With only four weeks to go before the vote, Mr Cameron’s political future was now looking much more perilous. As Vote Leave focused relentlessly on immigration — and the distant possibility that Turkey might join the EU — the Remain side had failed to decisively win the economic arguments of Brexit. Mr Osborne’s threat of a post-Brexit Budget — dubbed a “punishment Budget” by his critics — backfired.

“Some of the messaging, particularly towards the end, was very black and white and less credible for that,” admits Mr Harrison.

Poster from the Britain Stronger In Europe campaign

Lord Mandelson, an exponent of “message discipline” during the New Labour era, pleaded with the Remain side to broaden its argument away from the economy but was rebuffed. “I’m apparently one of the inventors of tight-knit communications,” he says. “But I never dreamt of taking it to the extent, literally, of saying absolutely nothing about anything else — and simply saying the same thing over and over again.”

The aftermath

All Mr Cameron could do was wait. On the day of the referendum Remain pollsters told the prime minister to relax: as the big day approached, voters had shifted decisively in his favour and that he was on course for a historic victory.

“It’s going to be 60:40, maybe better,” Mr Cameron was told.

When the Sunderland result came through, it felt like you’d been walking on a path to safety, only to suddenly drop into quicksand

Business donors to the Remain campaign gathered to celebrate at Villandry, in London’s exclusive St James’s district. “George Osborne came — he was nervous but quietly confident,” recalls Mr Rudd. The first major result from Sunderland saw a much bigger than expected vote for Brexit and came as a sickening blow to those gathered. “You kept hoping for the cities to come to one’s rescue. But by 3am it was absolutely clear we had lost. By that time the mood was bleak.”

Sir Craig, who was in Downing Street with the prime minister, says: “When the Sunderland result came through, it felt like you’d been walking on a path to safety, only to suddenly drop into quicksand.”

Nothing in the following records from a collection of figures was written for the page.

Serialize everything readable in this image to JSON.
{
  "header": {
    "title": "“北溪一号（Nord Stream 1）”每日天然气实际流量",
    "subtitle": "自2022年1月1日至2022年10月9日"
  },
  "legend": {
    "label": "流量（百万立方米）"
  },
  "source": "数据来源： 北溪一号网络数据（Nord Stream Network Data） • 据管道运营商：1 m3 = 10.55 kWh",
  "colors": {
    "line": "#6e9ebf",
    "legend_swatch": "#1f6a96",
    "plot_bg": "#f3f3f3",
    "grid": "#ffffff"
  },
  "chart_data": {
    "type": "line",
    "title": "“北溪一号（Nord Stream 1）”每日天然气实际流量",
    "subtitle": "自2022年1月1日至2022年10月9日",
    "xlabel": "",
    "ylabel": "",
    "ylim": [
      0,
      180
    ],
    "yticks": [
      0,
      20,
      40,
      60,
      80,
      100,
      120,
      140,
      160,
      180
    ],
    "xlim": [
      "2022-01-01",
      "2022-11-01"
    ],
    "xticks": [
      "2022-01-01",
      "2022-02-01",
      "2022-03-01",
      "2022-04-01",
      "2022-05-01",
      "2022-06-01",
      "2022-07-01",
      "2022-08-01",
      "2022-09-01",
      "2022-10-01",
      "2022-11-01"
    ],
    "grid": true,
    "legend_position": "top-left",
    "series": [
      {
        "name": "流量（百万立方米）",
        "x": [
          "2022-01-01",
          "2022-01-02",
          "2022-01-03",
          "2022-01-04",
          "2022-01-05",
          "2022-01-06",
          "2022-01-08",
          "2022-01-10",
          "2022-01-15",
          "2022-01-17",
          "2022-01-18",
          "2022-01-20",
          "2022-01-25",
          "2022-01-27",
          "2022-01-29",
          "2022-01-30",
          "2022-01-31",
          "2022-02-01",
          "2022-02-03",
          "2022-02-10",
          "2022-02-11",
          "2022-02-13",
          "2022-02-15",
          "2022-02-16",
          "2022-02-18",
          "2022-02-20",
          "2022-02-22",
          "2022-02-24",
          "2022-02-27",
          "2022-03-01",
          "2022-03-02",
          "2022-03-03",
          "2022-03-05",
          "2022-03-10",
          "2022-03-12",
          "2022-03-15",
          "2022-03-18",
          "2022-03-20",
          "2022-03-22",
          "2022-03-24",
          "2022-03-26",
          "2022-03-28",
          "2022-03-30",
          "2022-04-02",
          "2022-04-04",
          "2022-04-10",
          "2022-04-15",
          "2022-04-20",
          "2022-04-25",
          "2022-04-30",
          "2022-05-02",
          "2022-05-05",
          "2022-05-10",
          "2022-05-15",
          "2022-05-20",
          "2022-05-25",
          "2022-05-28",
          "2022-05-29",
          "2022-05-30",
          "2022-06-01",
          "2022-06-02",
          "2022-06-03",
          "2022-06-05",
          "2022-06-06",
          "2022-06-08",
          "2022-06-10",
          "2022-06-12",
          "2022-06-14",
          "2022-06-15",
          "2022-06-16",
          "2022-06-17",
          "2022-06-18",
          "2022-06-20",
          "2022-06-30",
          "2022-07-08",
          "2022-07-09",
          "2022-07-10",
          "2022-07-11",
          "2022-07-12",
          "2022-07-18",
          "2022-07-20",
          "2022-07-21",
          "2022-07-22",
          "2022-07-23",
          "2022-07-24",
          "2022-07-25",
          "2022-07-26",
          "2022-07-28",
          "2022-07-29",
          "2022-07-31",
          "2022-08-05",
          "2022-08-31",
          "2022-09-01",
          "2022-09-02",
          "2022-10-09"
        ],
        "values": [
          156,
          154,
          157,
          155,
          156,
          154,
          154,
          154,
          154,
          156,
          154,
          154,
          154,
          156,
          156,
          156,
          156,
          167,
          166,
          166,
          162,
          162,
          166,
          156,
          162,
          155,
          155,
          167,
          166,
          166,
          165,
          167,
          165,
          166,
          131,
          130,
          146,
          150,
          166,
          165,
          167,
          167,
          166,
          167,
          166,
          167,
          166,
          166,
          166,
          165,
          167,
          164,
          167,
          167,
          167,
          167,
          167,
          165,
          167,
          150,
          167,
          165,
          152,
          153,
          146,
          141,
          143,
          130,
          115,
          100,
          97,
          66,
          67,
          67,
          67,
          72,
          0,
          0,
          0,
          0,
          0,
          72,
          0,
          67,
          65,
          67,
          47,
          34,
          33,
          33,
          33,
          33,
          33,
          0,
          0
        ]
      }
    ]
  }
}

At Vote Leave headquarters overlooking the Palace of Westminster, Mr Hannan broke into a Shakespearean soliloquy in tribute to his ragtag band of Brexiters. But the celebrations became more muted as dawn broke and Britain woke up to find sterling in meltdown and to discover that Mr Cameron was to resign.

Sir Craig says Mr Cameron was right to quit. “He didn’t believe in Brexit,” he recalls. “I also thought it was the dignified thing to do. I don’t think that David Cameron ever at any stage disagreed with that, and that was pretty much his view from the off.”

Former UK prime minister David Cameron talks with German chancellor Angela Merkel at a summit in February on Britain renegotiating an EU deal © Getty

It nevertheless came as a surprise to Mr Johnson and Mr Gove as they convened at Vote Leave for a victory press conference. “We were shell shocked that the prime minister resigned,” Mr Elliott says. Certainly messrs Gove and Johnson looked stunned at the moment of their triumph.

“The reason they were not gloating is because David Cameron had just resigned,” says Mr Hannan. “But I couldn’t have been happier and I couldn’t be more optimistic now.”

Almost six months on and Mr Cameron has left the political stage for the lucrative American speaking circuit; Mr Osborne has made £500,000 since being sacked by Theresa May, Mr Cameron’s successor, for just nine speeches, describing the searing experiences of 2016. Sir Craig and many of the others who worked on both sides of the campaign have been snapped up by public affairs companies, and now earn a living offering advice to companies on the consequences of Brexit.

Meanwhile, Britons wait with trepidation to see what happens next. Mr Hannan admits there was a sense of “shell shock”. He adds: “Shall I tell you what that was? It’s the shock of finding yourself back in control again. It’s the shock of the convalescent who, bedridden for weeks, finally gets out of bed, crosses the floor, throws the door open and strides out into the garden.

“And there is a little moment of shock, but my goodness, it’s a good shock.”